The digital and/or analog systems may be included, for example, in
the processing unit 110. The systems may include components such as
a processor, analog to digital converter, digital to analog
converter, storage media, memory, input, output, communications
link (wired, wireless, pulsed mud, optical or other), user
interfaces, software programs, signal processors (digital or
analog) and other such components (such as resistors, capacitors,
inductors and others) to provide for operation and analyses of the
apparatus and methods disclosed herein in any of several manners
well-appreciated in the art. It is considered that these teachings
may be, but need not be, implemented in conjunction with a set of
computer executable instructions stored on a computer readable
medium, including memory (ROMs, RAMs), optical (CD-ROMs), or
magnetic (disks, hard drives), or any other type that when executed
causes a computer to implement the method of the present invention.
These instructions may provide for equipment operation, control,
data collection and analysis and other functions deemed relevant by
a system designer, owner, user or other such personnel, in addition
to the functions described in this disclosure.
[0032] Further, various other components may be included and called
upon for providing for aspects of the teachings herein. For
example, a power supply (e.g., at least one of a generator, a
remote supply and a battery), cooling component, heating component,
motive force (such as a translational force, propulsional force, or
a rotational force), digital signal processor, analog signal
processor, sensor, magnet, antenna, transmitter, receiver,
transceiver, controller, optical unit, electrical unit or
electromechanical unit may be included in support of the various
aspects discussed herein or in support of other functions beyond
this disclosure.
[0033] Elements of the embodiments have been introduced with either
the articles "a" or "an." The articles are intended to mean that
there are one or more of the elements. The terms "including" and
"having" and their derivatives are intended to be inclusive such
that there may be additional elements other than the elements
listed.

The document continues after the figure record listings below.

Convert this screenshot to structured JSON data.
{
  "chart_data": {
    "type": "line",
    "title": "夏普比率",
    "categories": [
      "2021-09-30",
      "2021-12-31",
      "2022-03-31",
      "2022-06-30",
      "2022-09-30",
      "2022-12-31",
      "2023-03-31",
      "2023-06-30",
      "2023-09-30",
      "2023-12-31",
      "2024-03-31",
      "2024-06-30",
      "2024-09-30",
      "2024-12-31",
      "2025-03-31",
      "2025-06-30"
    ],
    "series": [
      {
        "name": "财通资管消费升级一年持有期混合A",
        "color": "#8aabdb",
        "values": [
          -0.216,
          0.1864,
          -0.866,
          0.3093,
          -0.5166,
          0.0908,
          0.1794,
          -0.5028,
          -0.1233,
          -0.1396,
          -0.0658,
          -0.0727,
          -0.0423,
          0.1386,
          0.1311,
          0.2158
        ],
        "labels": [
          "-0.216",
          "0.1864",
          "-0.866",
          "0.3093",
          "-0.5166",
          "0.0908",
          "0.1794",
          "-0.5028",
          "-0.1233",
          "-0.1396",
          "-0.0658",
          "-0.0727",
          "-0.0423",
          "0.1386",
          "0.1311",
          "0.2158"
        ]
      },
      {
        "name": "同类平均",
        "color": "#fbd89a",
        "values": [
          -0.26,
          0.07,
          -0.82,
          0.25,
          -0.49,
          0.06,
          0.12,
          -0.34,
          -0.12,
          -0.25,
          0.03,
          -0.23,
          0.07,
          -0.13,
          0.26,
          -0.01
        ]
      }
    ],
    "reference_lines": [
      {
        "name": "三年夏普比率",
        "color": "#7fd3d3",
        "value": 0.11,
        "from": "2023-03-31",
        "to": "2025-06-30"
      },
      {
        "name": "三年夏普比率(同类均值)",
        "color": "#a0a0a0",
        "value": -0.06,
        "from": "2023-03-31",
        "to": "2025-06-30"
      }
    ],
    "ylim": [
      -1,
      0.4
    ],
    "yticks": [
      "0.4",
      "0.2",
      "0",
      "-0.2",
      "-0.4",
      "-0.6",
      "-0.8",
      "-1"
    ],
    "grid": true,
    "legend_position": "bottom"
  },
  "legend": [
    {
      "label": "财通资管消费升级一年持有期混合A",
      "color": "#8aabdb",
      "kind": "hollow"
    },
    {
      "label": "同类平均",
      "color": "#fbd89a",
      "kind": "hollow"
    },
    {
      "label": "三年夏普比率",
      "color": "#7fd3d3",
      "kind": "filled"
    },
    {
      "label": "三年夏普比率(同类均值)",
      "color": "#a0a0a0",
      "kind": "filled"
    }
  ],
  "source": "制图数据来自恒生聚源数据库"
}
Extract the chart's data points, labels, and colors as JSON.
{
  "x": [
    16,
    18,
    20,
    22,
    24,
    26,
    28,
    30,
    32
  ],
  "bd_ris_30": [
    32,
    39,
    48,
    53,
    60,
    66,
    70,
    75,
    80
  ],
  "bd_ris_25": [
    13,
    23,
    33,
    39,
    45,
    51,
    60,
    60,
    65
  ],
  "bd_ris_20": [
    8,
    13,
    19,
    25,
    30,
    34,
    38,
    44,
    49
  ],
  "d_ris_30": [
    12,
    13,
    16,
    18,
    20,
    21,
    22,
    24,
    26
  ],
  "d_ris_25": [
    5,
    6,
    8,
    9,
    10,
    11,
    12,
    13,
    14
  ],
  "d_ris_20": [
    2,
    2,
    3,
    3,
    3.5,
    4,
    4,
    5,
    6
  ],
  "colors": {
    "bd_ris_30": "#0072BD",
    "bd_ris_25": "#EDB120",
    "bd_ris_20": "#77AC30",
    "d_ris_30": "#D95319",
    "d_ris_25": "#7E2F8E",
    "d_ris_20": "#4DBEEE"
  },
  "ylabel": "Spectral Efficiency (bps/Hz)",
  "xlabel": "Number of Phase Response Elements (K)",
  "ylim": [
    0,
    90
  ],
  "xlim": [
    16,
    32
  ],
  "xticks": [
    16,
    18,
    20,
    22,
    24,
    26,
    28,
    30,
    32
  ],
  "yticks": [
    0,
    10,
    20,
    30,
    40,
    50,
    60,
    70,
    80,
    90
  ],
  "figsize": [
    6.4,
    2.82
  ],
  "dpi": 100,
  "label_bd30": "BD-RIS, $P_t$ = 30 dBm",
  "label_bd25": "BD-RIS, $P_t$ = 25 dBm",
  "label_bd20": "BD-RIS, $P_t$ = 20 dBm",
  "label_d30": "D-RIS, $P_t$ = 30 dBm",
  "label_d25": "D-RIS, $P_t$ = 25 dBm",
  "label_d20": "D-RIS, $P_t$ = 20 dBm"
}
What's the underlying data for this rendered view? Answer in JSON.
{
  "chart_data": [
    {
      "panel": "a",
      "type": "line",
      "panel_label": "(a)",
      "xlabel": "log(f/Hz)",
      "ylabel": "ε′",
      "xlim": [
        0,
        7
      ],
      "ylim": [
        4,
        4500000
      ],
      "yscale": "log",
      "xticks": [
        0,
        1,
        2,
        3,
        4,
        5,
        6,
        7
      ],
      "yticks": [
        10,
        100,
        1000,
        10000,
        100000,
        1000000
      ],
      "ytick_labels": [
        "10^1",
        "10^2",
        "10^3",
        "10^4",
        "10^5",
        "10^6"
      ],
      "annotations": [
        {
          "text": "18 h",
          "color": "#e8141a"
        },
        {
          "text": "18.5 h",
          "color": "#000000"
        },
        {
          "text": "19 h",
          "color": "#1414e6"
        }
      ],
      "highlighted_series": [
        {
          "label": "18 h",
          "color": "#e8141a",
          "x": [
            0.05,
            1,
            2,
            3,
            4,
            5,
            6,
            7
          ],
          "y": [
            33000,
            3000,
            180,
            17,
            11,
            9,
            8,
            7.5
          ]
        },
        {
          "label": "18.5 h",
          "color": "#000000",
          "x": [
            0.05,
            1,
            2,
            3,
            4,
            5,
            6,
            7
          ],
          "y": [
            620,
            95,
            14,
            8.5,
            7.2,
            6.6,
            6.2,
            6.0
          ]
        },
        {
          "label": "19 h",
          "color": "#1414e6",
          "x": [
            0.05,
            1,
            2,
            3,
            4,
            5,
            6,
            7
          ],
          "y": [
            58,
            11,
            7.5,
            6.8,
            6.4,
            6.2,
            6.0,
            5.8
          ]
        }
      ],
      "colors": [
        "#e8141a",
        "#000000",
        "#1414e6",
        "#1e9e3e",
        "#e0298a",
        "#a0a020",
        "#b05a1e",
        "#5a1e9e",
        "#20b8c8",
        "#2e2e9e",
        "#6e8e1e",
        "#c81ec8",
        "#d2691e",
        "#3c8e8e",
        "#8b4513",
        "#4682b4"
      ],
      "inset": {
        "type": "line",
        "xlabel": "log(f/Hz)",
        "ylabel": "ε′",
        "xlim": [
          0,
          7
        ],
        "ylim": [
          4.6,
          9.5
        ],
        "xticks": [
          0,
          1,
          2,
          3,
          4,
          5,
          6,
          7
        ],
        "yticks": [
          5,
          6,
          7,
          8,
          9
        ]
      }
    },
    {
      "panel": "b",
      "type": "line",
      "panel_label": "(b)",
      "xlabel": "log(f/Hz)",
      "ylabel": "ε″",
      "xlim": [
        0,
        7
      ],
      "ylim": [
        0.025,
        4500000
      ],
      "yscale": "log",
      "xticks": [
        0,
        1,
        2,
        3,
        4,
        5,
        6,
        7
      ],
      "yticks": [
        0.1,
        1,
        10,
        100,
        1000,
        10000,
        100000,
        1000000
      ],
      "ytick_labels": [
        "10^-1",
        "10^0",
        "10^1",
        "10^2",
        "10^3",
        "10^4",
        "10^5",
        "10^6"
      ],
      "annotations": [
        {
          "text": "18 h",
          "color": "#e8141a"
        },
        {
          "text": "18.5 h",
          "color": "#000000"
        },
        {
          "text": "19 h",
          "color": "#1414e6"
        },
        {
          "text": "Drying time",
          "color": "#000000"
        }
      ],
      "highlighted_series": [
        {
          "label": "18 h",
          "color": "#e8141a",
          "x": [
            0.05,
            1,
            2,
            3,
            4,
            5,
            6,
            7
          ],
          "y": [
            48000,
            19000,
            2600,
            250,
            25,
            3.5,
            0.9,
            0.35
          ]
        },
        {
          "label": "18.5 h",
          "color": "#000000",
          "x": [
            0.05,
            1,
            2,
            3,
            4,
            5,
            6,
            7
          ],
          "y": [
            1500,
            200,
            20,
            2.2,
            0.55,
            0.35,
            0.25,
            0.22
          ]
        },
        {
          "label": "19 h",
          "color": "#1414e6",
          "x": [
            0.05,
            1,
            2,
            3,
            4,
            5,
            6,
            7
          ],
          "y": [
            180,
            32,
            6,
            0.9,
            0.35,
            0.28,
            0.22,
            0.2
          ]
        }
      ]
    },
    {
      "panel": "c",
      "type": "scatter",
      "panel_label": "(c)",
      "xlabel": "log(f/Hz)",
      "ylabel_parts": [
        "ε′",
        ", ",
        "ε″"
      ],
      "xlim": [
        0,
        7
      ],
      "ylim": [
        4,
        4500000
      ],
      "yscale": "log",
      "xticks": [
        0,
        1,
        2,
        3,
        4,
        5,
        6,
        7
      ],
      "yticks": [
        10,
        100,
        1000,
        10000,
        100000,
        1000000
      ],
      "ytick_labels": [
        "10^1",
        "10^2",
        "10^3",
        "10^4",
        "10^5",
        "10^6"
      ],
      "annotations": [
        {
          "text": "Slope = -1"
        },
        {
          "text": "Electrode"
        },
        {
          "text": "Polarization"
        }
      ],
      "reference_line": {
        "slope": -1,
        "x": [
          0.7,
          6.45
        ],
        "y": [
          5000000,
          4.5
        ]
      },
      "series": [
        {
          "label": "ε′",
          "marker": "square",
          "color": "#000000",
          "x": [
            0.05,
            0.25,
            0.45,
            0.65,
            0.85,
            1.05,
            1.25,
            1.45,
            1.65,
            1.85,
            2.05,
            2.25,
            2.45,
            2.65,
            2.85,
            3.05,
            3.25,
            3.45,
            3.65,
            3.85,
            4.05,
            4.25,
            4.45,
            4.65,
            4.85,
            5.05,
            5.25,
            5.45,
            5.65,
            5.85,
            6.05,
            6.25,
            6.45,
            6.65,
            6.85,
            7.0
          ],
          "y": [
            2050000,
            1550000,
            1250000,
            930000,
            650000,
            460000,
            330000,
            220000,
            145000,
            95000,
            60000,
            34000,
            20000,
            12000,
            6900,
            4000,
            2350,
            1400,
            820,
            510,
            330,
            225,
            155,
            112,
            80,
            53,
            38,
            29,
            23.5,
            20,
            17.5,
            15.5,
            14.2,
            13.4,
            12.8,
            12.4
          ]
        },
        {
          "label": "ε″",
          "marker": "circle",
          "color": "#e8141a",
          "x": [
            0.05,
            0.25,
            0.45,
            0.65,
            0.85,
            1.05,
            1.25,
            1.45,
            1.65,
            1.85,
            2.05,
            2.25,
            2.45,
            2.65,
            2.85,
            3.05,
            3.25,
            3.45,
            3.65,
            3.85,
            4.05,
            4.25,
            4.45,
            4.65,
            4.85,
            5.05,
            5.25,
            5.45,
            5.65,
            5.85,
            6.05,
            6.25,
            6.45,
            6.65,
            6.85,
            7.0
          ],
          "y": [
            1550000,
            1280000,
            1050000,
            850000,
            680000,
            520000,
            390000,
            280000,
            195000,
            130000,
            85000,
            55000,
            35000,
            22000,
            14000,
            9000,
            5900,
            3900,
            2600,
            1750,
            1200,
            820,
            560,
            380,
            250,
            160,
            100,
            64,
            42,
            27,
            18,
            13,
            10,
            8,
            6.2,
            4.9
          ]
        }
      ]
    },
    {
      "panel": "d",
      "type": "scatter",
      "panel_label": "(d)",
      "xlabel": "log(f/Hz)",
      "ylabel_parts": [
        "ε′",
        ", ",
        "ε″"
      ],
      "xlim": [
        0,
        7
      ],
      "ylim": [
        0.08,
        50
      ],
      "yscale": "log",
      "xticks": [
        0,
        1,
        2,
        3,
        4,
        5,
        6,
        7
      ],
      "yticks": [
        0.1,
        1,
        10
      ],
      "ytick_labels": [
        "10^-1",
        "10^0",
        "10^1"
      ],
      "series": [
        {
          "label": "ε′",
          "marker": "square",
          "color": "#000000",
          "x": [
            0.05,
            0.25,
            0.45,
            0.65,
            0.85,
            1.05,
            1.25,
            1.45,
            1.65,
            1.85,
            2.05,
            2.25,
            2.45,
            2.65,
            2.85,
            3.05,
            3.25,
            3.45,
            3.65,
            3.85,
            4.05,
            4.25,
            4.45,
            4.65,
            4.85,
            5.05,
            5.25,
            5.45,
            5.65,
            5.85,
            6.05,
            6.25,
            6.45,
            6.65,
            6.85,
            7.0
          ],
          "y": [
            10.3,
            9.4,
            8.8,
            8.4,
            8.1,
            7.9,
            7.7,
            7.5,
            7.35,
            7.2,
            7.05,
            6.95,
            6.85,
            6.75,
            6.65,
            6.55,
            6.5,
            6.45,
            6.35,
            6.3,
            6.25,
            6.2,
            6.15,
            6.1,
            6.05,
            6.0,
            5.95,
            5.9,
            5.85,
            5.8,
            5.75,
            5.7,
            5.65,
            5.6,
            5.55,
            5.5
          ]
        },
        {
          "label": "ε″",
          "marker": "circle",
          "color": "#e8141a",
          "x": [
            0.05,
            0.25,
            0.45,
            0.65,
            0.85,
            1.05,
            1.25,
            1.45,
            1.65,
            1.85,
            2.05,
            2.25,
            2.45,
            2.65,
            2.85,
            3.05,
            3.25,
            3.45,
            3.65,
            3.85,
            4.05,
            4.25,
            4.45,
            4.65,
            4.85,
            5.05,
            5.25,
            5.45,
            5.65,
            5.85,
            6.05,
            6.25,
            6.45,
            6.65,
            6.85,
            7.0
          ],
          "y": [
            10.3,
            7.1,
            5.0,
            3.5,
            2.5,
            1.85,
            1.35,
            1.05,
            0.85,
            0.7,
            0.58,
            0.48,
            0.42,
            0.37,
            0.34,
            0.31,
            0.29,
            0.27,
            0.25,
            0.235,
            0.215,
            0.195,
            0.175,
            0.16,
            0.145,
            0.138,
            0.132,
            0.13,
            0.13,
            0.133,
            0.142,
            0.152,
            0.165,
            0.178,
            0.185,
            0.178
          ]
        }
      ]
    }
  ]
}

The term "or" when used with a list of at least two items
is intended to mean any item or combination of items.
[0034] It will be recognized that the various components or
technologies may provide certain necessary or beneficial
functionality or features. Accordingly, these functions and
features as may be needed in support of the appended claims and
variations thereof, are recognized as being inherently included as
a part of the teachings herein and a part of the invention
disclosed.
[0035] While the invention has been described with reference to
exemplary embodiments, it will be understood that various changes
may be made and equivalents may be substituted for elements thereof
without departing from the scope of the invention. In addition,
many modifications will be appreciated to adapt a particular
instrument, situation or material to the teachings of the invention
without departing from the essential scope thereof. Therefore, it
is intended that the invention not be limited to the particular
embodiment disclosed as the best mode contemplated for carrying out
this invention, but that the invention will include all embodiments
falling within the scope of the appended claims.